One of the craziest ideas to come from this Cambridge Analytica-Facebook ‘they stole the US election and now Brexit’ story is the idea that both campaigns were run to manipulate voters’ emotions, and that this was a totally new strategy!
We are to believe that this has never before been done in the course of human history. In this video, we have a nerd saying with a straight face that the data that is being ‘harvested’ from Facebook will not only be used to sell you stuff but that emotive and divisive language and images outperform dry, rational argument.
Then he says that this is the digital age equivalent of ‘old-fashioned populism’ and ‘we know from the experience of last century what lies at the bottom of that slippery slope’.
He just lets that hang there. In other words: Vote Leave manipulated people’s emotions, and this is a bit like what the Nazis did.
In fact, irony of ironies, this guy actually manipulates our fears that fascism and Nazism could return to condemn election strategies that exploit people’s fears. You couldn’t make it up.
The truth is – as I have tweeted – that the Left are masters at manipulating emotions over facts. If the Left ran for elections on ‘just the facts’ they would lose every time.
So, for the next few days I am going to pull out some election broadcasts to show that New Labour in particular were experts at manipulating the fears of the electorate, especially over the NHS, education and crime.

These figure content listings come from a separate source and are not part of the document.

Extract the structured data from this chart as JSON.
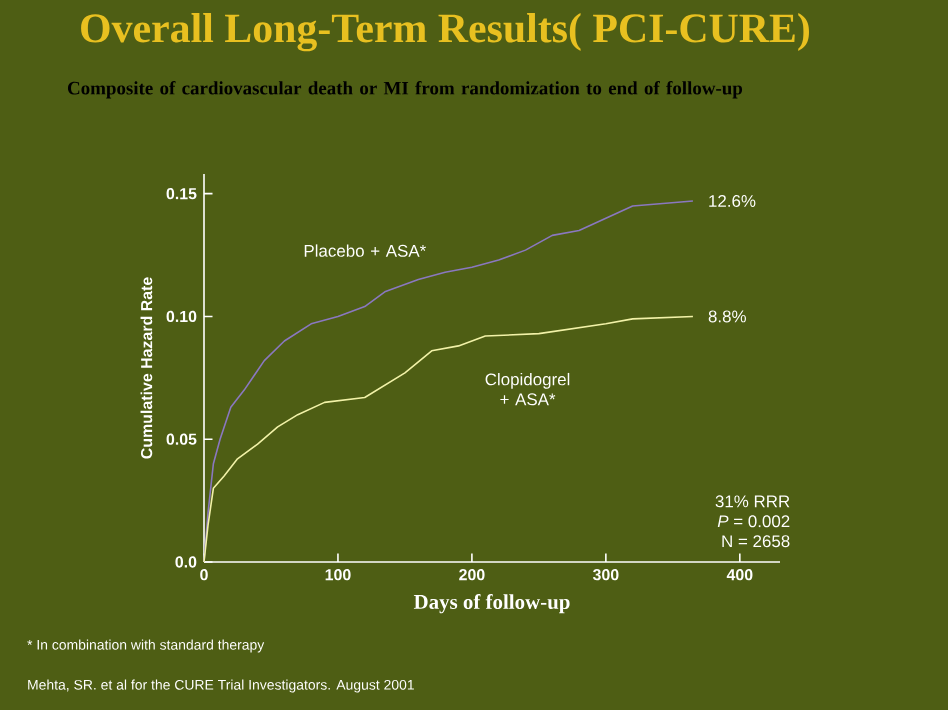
{
  "chart_data": {
    "type": "line",
    "title": "Overall Long-Term Results( PCI-CURE)",
    "subtitle": "Composite of cardiovascular death or MI from randomization to end of follow-up",
    "xlabel": "Days of follow-up",
    "ylabel": "Cumulative Hazard Rate",
    "xlim": [
      0,
      430
    ],
    "xticks": [
      0,
      100,
      200,
      300,
      400
    ],
    "ylim": [
      0,
      0.158
    ],
    "yticks": [
      {
        "value": 0,
        "label": "0.0"
      },
      0.05,
      {
        "value": 0.1,
        "label": "0.10"
      },
      0.15
    ],
    "series": [
      {
        "name": "Placebo + ASA*",
        "color": "#8a78c0",
        "x": [
          0,
          3,
          7,
          12,
          20,
          30,
          45,
          60,
          80,
          100,
          120,
          135,
          160,
          180,
          200,
          220,
          240,
          260,
          280,
          300,
          320,
          365
        ],
        "values": [
          0,
          0.02,
          0.04,
          0.05,
          0.063,
          0.07,
          0.082,
          0.09,
          0.097,
          0.1,
          0.104,
          0.11,
          0.115,
          0.118,
          0.12,
          0.123,
          0.127,
          0.133,
          0.135,
          0.14,
          0.145,
          0.147
        ]
      },
      {
        "name": "Clopidogrel + ASA*",
        "color": "#f2f2a8",
        "x": [
          0,
          3,
          7,
          15,
          25,
          40,
          55,
          70,
          90,
          120,
          150,
          170,
          190,
          210,
          250,
          300,
          320,
          365
        ],
        "values": [
          0,
          0.015,
          0.03,
          0.035,
          0.042,
          0.048,
          0.055,
          0.06,
          0.065,
          0.067,
          0.077,
          0.086,
          0.088,
          0.092,
          0.093,
          0.097,
          0.099,
          0.1
        ]
      }
    ],
    "annotations": [
      {
        "text": "12.6%",
        "x": 365,
        "y": 0.147
      },
      {
        "text": "8.8%",
        "x": 365,
        "y": 0.1
      },
      "31% RRR",
      "*P* = 0.002",
      "N = 2658",
      "* In combination with standard therapy",
      "Mehta, SR. et al for the CURE Trial Investigators. August 2001"
    ]
  }
}
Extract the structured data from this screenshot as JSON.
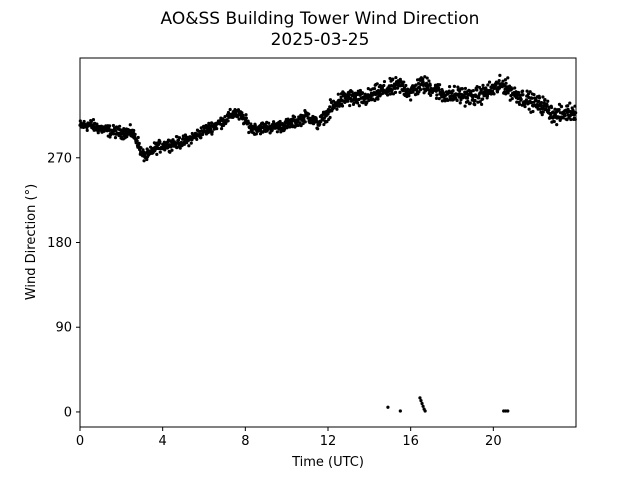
{
  "chart_data": {
    "type": "scatter",
    "title": "AO&SS Building Tower Wind Direction",
    "subtitle": "2025-03-25",
    "xlabel": "Time (UTC)",
    "ylabel": "Wind Direction (°)",
    "xlim": [
      0,
      24
    ],
    "ylim": [
      -16,
      376
    ],
    "xticks": [
      0,
      4,
      8,
      12,
      16,
      20
    ],
    "yticks": [
      0,
      90,
      180,
      270
    ],
    "grid": false,
    "marker_color": "#000000",
    "trend": [
      [
        0.0,
        304
      ],
      [
        0.5,
        305
      ],
      [
        1.0,
        301
      ],
      [
        1.5,
        298
      ],
      [
        2.0,
        297
      ],
      [
        2.5,
        297
      ],
      [
        2.8,
        287
      ],
      [
        3.0,
        273
      ],
      [
        3.3,
        272
      ],
      [
        3.6,
        280
      ],
      [
        4.0,
        283
      ],
      [
        4.5,
        285
      ],
      [
        5.0,
        287
      ],
      [
        5.5,
        292
      ],
      [
        6.0,
        299
      ],
      [
        6.5,
        304
      ],
      [
        7.0,
        310
      ],
      [
        7.5,
        318
      ],
      [
        7.9,
        312
      ],
      [
        8.3,
        301
      ],
      [
        8.8,
        302
      ],
      [
        9.5,
        303
      ],
      [
        10.0,
        305
      ],
      [
        10.5,
        309
      ],
      [
        11.0,
        315
      ],
      [
        11.5,
        306
      ],
      [
        12.0,
        317
      ],
      [
        12.5,
        330
      ],
      [
        13.0,
        334
      ],
      [
        13.5,
        332
      ],
      [
        14.0,
        334
      ],
      [
        14.5,
        340
      ],
      [
        15.0,
        343
      ],
      [
        15.5,
        347
      ],
      [
        16.0,
        339
      ],
      [
        16.5,
        348
      ],
      [
        17.0,
        345
      ],
      [
        17.5,
        338
      ],
      [
        18.0,
        336
      ],
      [
        18.5,
        337
      ],
      [
        19.0,
        334
      ],
      [
        19.5,
        338
      ],
      [
        20.0,
        343
      ],
      [
        20.5,
        348
      ],
      [
        21.0,
        338
      ],
      [
        21.5,
        333
      ],
      [
        22.0,
        328
      ],
      [
        22.5,
        325
      ],
      [
        23.0,
        314
      ],
      [
        23.5,
        318
      ],
      [
        24.0,
        320
      ]
    ],
    "outliers": [
      [
        14.9,
        5
      ],
      [
        15.5,
        1
      ],
      [
        16.45,
        15
      ],
      [
        16.5,
        12
      ],
      [
        16.55,
        9
      ],
      [
        16.6,
        6
      ],
      [
        16.65,
        3
      ],
      [
        16.7,
        1
      ],
      [
        20.5,
        1
      ],
      [
        20.6,
        1
      ],
      [
        20.7,
        1
      ]
    ]
  }
}
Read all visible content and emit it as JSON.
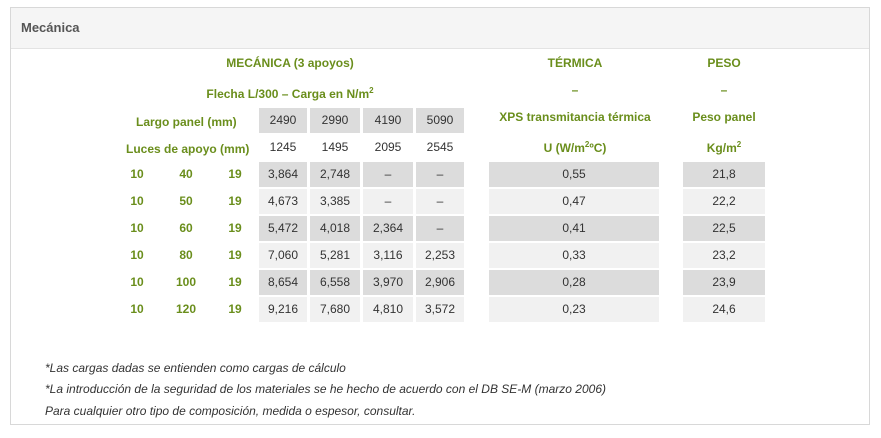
{
  "panel": {
    "title": "Mecánica"
  },
  "headers": {
    "mecanica": "MECÁNICA (3 apoyos)",
    "termica": "TÉRMICA",
    "peso": "PESO",
    "flecha": "Flecha L/300 – Carga en N/m",
    "flecha_sup": "2",
    "termica_dash": "–",
    "peso_dash": "–",
    "largo_panel": "Largo panel (mm)",
    "luces_apoyo": "Luces de apoyo (mm)",
    "xps": "XPS transmitancia térmica",
    "u_prefix": "U (W/m",
    "u_sup": "2",
    "u_suffix": "ºC)",
    "peso_panel": "Peso panel",
    "kg_prefix": "Kg/m",
    "kg_sup": "2"
  },
  "largo_values": [
    "2490",
    "2990",
    "4190",
    "5090"
  ],
  "luces_values": [
    "1245",
    "1495",
    "2095",
    "2545"
  ],
  "rows": [
    {
      "c1": "10",
      "c2": "40",
      "c3": "19",
      "loads": [
        "3,864",
        "2,748",
        "–",
        "–"
      ],
      "u": "0,55",
      "peso": "21,8"
    },
    {
      "c1": "10",
      "c2": "50",
      "c3": "19",
      "loads": [
        "4,673",
        "3,385",
        "–",
        "–"
      ],
      "u": "0,47",
      "peso": "22,2"
    },
    {
      "c1": "10",
      "c2": "60",
      "c3": "19",
      "loads": [
        "5,472",
        "4,018",
        "2,364",
        "–"
      ],
      "u": "0,41",
      "peso": "22,5"
    },
    {
      "c1": "10",
      "c2": "80",
      "c3": "19",
      "loads": [
        "7,060",
        "5,281",
        "3,116",
        "2,253"
      ],
      "u": "0,33",
      "peso": "23,2"
    },
    {
      "c1": "10",
      "c2": "100",
      "c3": "19",
      "loads": [
        "8,654",
        "6,558",
        "3,970",
        "2,906"
      ],
      "u": "0,28",
      "peso": "23,9"
    },
    {
      "c1": "10",
      "c2": "120",
      "c3": "19",
      "loads": [
        "9,216",
        "7,680",
        "4,810",
        "3,572"
      ],
      "u": "0,23",
      "peso": "24,6"
    }
  ],
  "notes": [
    "*Las cargas dadas se entienden como cargas de cálculo",
    "*La introducción de la seguridad de los materiales se he hecho de acuerdo con el DB SE-M (marzo 2006)",
    "Para cualquier otro tipo de composición, medida o espesor, consultar."
  ]
}
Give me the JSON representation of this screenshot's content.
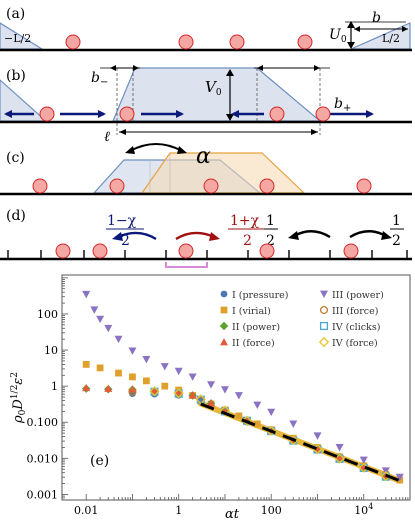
{
  "panels": {
    "a": {
      "tag": "(a)",
      "left_bound": "−L/2",
      "right_bound": "L/2",
      "height_label": "U",
      "height_sub": "0",
      "width_label": "b"
    },
    "b": {
      "tag": "(b)",
      "height_label": "V",
      "height_sub": "0",
      "bminus_label": "b",
      "bminus_sub": "−",
      "bplus_label": "b",
      "bplus_sub": "+",
      "ell_label": "ℓ"
    },
    "c": {
      "tag": "(c)",
      "rate_label": "α"
    },
    "d": {
      "tag": "(d)",
      "left_num": "1−χ",
      "left_den": "2",
      "right_num": "1+χ",
      "right_den": "2",
      "sym_left_num": "1",
      "sym_left_den": "2",
      "sym_right_num": "1",
      "sym_right_den": "2"
    },
    "e": {
      "tag": "(e)"
    }
  },
  "colors": {
    "particle_fill": "#f4a7a3",
    "particle_stroke": "#d62728",
    "potential_fill": "#dce3ef",
    "potential_stroke": "#6f8fc1",
    "shifted_stroke": "#e8a33d",
    "arrow_blue": "#0b1a7a",
    "arrow_red": "#a01010",
    "dash_line": "#000000",
    "gold_line": "#e8b73a",
    "pink_bar": "#d98ad6"
  },
  "chart_data": {
    "type": "scatter",
    "xlabel": "αt",
    "ylabel": "ρ₀D¹ᐟ²ε²",
    "ylabel_parts": {
      "base": "ρ",
      "sub0": "0",
      "D": "D",
      "exp": "1/2",
      "eps": "ε",
      "exp2": "2"
    },
    "x_log": true,
    "y_log": true,
    "xlim": [
      0.003,
      100000
    ],
    "ylim": [
      0.0007,
      1200
    ],
    "x_ticks": [
      {
        "v": 0.01,
        "label": "0.01"
      },
      {
        "v": 1,
        "label": "1"
      },
      {
        "v": 100,
        "label": "100"
      },
      {
        "v": 10000,
        "label": "10",
        "sup": "4"
      }
    ],
    "y_ticks": [
      {
        "v": 0.001,
        "label": "0.001"
      },
      {
        "v": 0.01,
        "label": "0.010"
      },
      {
        "v": 0.1,
        "label": "0.100"
      },
      {
        "v": 1,
        "label": "1"
      },
      {
        "v": 10,
        "label": "10"
      },
      {
        "v": 100,
        "label": "100"
      }
    ],
    "legend_position": "top-right",
    "series": [
      {
        "name": "I (pressure)",
        "marker": "circle",
        "color": "#4a78b8",
        "x": [
          0.1,
          0.3,
          1,
          3,
          10,
          30,
          100,
          300,
          1000,
          3000,
          10000,
          30000
        ],
        "y": [
          0.62,
          0.6,
          0.56,
          0.4,
          0.19,
          0.1,
          0.055,
          0.03,
          0.017,
          0.0095,
          0.0054,
          0.0031
        ]
      },
      {
        "name": "I (virial)",
        "marker": "square",
        "color": "#e0a12c",
        "x": [
          0.01,
          0.02,
          0.05,
          0.1,
          0.2,
          0.5,
          1,
          2,
          5,
          10,
          20,
          50,
          100,
          300,
          1000,
          3000,
          10000,
          30000,
          60000
        ],
        "y": [
          4.0,
          3.2,
          2.3,
          1.8,
          1.4,
          1.0,
          0.78,
          0.55,
          0.32,
          0.22,
          0.15,
          0.09,
          0.062,
          0.036,
          0.02,
          0.011,
          0.0062,
          0.0036,
          0.0025
        ]
      },
      {
        "name": "II (power)",
        "marker": "diamond",
        "color": "#5aa02c",
        "x": [
          0.01,
          0.03,
          0.1,
          0.3,
          1,
          2,
          5,
          10,
          30,
          100,
          300,
          1000,
          3000,
          10000,
          30000
        ],
        "y": [
          0.85,
          0.82,
          0.8,
          0.76,
          0.68,
          0.55,
          0.33,
          0.2,
          0.11,
          0.06,
          0.034,
          0.019,
          0.011,
          0.006,
          0.0034
        ]
      },
      {
        "name": "II (force)",
        "marker": "triangle-up",
        "color": "#e55a3c",
        "x": [
          0.01,
          0.03,
          0.1,
          0.3,
          1,
          2,
          5,
          10,
          30,
          100,
          300,
          1000,
          3000,
          10000,
          30000
        ],
        "y": [
          0.9,
          0.86,
          0.82,
          0.78,
          0.7,
          0.57,
          0.34,
          0.21,
          0.11,
          0.061,
          0.034,
          0.019,
          0.011,
          0.006,
          0.0034
        ]
      },
      {
        "name": "III (power)",
        "marker": "triangle-down",
        "color": "#8a73c2",
        "x": [
          0.01,
          0.015,
          0.02,
          0.03,
          0.05,
          0.1,
          0.2,
          0.5,
          1,
          2,
          5,
          10,
          20,
          50,
          100,
          300,
          1000,
          3000,
          10000,
          30000,
          60000
        ],
        "y": [
          350,
          130,
          72,
          40,
          20,
          9.5,
          5.5,
          3.5,
          2.6,
          1.8,
          1.1,
          0.8,
          0.55,
          0.3,
          0.19,
          0.09,
          0.042,
          0.02,
          0.009,
          0.0045,
          0.003
        ]
      },
      {
        "name": "III (force)",
        "marker": "circle-open",
        "color": "#c07a2a",
        "x": [
          0.1,
          0.3,
          1,
          3,
          10,
          30,
          100,
          300,
          1000,
          3000,
          10000,
          30000
        ],
        "y": [
          0.7,
          0.68,
          0.6,
          0.4,
          0.2,
          0.11,
          0.058,
          0.032,
          0.018,
          0.0098,
          0.0055,
          0.0032
        ]
      },
      {
        "name": "IV (clicks)",
        "marker": "square-open",
        "color": "#4aa8d8",
        "x": [
          0.3,
          1,
          3,
          10,
          30,
          100,
          300,
          1000,
          3000,
          10000,
          30000
        ],
        "y": [
          0.7,
          0.62,
          0.42,
          0.2,
          0.11,
          0.057,
          0.031,
          0.0175,
          0.0097,
          0.0054,
          0.0031
        ]
      },
      {
        "name": "IV (force)",
        "marker": "diamond-open",
        "color": "#e8c52a",
        "x": [
          0.3,
          1,
          3,
          10,
          30,
          100,
          300,
          1000,
          3000,
          10000,
          30000
        ],
        "y": [
          0.72,
          0.64,
          0.43,
          0.21,
          0.11,
          0.058,
          0.032,
          0.018,
          0.0099,
          0.0055,
          0.0032
        ]
      }
    ],
    "asymptote": {
      "style": "dashed",
      "x": [
        3,
        60000
      ],
      "y": [
        0.32,
        0.0024
      ]
    },
    "gold_band": {
      "x": [
        3,
        60000
      ],
      "y": [
        0.33,
        0.0024
      ]
    }
  }
}
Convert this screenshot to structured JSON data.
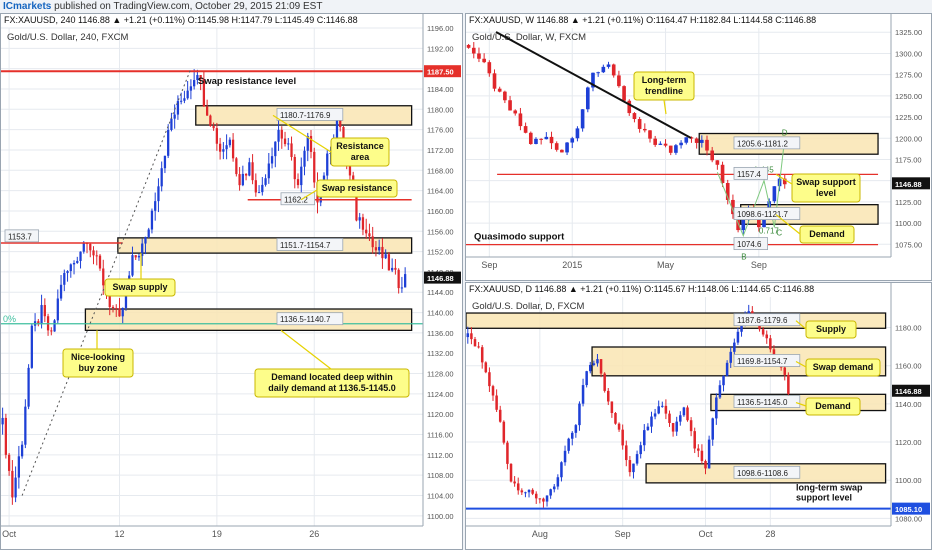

In one 1997 video a cabbie talks to a father and daughter, scaring the living daylights out of the father. At the end, the rain stops and this (New Labour) cabbie actually sprouts angel wings to prove how much better New Labour will be at governing, and therefore not condemning the little girl to maybe death or at least a very bad education.
Contrast this with possibly the worst election advert in history, by the Tories in 1997.
It features just a roaring lion and a very posh bloke quoting statistics including comments made by a French newspaper as well as Goldman Sachs. They actually did this.
Tell me again who won that election? Emotions trump facts, every time.